Von demokratischem Aufbruch ist in Ägypten trotz Wahlen nicht viel zu spüren

Kairo. Vor Beginn der letzten Etappe der ägyptischen Parlamentswahl ist es erneut zu Ausschreitungen gekommen. Unbekannte setzten ein Parteibüro in der Provinz Al-Gharbija in Brand. Angehörige der während des Aufstands gegen Husni Mubarak getöteten Demonstranten drohten, den früheren Präsidenten eigenhändig umzubringen, falls ihn der Richter nicht zum Tode verurteilen sollte.

Das ägyptische Nachrichtenportal "youm7" meldete, das Büro der von jungen "Revolutionären" gegründeten Al-Adl-Partei in der Ortschaft Kafr al-Sajat sei am Montagmorgen durch eine Brandbomben-Attacke zerstört worden. Al-Gharbija ist eine von neun Provinzen, in denen heute und morgen die Abgeordneten des ersten Parlaments nach der Entmachtung von Mubarak gewählt werden. In den anderen 18 Provinzen waren die Menschen bereits im November und Dezember zur Wahl gegangen. Die Muslimbruderschaft hatte in der ersten und zweiten Etappe des Urnengangs die meisten Stimmen erhalten, gefolgt von der radikalislamischen Partei des Lichts. Liberale Parteien hatten das Nachsehen.
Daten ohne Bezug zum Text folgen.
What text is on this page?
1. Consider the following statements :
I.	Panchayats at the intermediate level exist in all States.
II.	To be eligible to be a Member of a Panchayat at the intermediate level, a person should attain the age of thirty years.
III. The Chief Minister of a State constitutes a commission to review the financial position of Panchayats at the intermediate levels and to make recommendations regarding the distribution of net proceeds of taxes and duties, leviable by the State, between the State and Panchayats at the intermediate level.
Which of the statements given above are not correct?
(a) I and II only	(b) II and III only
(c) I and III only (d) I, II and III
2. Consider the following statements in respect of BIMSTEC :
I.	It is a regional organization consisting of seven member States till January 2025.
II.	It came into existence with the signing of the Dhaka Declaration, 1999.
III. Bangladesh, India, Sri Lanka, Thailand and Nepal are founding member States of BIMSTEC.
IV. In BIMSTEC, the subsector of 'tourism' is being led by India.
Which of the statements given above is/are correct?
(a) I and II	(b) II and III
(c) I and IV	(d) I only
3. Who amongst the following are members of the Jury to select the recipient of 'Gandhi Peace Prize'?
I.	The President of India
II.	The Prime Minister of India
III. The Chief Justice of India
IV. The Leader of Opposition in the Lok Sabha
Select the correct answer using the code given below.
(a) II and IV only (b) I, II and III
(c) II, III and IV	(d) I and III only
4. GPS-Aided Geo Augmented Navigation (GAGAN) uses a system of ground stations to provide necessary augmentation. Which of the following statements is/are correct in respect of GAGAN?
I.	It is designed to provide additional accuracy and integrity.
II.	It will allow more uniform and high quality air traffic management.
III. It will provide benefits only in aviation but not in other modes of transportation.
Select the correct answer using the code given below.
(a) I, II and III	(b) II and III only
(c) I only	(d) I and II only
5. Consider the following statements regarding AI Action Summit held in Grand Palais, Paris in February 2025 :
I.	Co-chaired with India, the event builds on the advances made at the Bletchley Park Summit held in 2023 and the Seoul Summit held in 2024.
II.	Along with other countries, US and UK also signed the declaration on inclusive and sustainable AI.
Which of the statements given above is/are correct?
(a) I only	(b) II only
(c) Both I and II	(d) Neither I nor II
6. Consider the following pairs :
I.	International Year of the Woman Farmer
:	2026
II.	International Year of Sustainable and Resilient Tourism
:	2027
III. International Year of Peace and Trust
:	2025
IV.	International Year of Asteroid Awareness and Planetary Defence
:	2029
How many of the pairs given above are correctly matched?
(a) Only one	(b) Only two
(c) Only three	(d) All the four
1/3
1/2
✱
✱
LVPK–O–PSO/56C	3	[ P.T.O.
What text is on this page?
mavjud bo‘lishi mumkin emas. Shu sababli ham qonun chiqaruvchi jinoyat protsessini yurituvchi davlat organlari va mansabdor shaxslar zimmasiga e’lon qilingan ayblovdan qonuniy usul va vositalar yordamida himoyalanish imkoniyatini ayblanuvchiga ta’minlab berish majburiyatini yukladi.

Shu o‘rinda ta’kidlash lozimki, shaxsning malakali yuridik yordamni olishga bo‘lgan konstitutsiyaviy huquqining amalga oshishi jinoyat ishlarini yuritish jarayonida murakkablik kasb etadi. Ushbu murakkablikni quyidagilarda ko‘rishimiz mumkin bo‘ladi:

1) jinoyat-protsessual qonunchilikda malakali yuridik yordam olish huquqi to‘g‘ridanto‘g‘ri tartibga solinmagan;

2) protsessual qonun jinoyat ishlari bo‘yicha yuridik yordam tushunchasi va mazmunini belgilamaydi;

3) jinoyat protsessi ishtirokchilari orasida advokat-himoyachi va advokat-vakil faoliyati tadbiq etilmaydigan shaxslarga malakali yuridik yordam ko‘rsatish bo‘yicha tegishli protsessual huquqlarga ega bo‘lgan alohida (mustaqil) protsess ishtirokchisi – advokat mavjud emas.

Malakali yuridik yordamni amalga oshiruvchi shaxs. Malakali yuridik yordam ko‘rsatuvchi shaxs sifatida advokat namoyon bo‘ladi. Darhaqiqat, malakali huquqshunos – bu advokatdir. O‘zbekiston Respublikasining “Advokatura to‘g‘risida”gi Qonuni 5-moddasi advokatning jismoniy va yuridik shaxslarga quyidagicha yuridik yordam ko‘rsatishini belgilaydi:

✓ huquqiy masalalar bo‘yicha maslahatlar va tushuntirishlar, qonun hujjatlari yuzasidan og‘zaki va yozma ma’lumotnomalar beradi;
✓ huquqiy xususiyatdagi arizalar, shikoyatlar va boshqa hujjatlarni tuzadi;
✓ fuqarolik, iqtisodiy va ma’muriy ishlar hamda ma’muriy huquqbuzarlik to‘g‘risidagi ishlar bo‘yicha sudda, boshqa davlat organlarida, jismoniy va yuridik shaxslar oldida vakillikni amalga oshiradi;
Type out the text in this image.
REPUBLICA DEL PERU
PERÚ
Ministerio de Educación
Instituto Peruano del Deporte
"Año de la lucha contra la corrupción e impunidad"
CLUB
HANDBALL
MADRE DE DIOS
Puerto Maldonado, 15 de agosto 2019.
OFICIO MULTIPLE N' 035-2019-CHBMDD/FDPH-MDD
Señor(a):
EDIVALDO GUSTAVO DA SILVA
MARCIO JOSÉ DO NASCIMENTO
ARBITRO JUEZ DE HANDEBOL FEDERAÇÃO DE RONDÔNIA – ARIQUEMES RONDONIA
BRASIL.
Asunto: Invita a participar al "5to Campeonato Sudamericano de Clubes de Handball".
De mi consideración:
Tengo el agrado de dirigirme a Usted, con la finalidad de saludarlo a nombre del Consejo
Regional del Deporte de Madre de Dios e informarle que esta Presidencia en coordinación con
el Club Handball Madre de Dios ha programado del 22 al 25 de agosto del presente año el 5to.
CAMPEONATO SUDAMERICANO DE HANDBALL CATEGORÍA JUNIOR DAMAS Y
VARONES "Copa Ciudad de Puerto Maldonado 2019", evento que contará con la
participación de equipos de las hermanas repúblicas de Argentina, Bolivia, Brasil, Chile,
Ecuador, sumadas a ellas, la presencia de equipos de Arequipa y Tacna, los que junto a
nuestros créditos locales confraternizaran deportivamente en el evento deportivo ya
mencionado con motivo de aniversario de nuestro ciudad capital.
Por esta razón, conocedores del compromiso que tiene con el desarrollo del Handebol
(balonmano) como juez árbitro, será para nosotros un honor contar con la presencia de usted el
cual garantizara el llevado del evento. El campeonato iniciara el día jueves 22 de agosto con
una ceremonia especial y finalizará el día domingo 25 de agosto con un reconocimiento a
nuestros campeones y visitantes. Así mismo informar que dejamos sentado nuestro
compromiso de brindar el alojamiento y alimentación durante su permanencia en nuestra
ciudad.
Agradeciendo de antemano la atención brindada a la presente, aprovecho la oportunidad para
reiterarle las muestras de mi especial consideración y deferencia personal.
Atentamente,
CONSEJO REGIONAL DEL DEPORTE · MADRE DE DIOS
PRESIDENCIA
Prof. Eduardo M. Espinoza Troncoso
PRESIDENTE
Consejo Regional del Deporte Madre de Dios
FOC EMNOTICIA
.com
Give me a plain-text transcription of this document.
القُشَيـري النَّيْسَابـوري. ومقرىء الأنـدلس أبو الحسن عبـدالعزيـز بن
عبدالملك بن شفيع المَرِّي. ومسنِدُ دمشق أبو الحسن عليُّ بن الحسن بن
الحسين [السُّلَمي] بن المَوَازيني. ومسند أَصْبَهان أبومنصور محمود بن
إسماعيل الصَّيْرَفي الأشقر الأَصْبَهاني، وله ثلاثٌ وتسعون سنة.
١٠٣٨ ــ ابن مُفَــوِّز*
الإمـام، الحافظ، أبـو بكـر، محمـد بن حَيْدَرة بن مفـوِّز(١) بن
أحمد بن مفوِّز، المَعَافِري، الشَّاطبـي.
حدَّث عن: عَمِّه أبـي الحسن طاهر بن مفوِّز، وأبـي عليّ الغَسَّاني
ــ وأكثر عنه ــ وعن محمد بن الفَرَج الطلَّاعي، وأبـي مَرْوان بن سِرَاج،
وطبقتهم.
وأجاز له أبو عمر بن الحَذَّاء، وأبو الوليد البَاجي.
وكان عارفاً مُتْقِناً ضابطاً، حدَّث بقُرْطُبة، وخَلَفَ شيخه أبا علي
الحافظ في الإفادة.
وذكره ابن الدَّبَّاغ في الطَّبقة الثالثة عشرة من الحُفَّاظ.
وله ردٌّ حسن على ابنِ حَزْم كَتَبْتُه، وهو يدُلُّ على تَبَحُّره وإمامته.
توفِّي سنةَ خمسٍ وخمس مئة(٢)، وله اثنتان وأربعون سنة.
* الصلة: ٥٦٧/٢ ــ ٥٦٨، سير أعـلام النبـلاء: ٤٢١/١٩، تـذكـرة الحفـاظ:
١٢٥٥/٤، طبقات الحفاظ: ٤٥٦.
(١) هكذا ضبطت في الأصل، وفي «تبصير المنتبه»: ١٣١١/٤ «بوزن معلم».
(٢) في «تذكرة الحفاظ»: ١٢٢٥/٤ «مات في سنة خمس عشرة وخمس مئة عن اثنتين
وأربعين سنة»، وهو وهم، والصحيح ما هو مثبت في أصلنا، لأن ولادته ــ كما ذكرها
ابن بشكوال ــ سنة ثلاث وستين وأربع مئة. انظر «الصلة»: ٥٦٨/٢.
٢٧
Gestern wurde in Kairo der Prozess gegen den 83 Jahre alten Mubarak, seine beiden Söhne, Ex-Innenminister Habib al-Adli und sechs weitere Angeklagte fortgesetzt. Ihnen wird unter anderem vorgeworfen, sie hätten die tödlichen Schüsse auf Demonstranten während der Proteste im vergangenen Januar und Februar veranlasst. Der Freispruch von fünf wegen Tötung von Demonstranten angeklagten Polizisten in der vergangenen Woche heizte Spekulationen an, dass die Vorwürfe gegen Mubarak fallen gelassen werden könnten. Bisherige Aussagen, zumeist von ranghohen Polizeioffizieren, haben keinen Beweis dafür erbracht, dass Mubarak den Einsatz tödlicher Waffen gegen Demonstranten anordnete.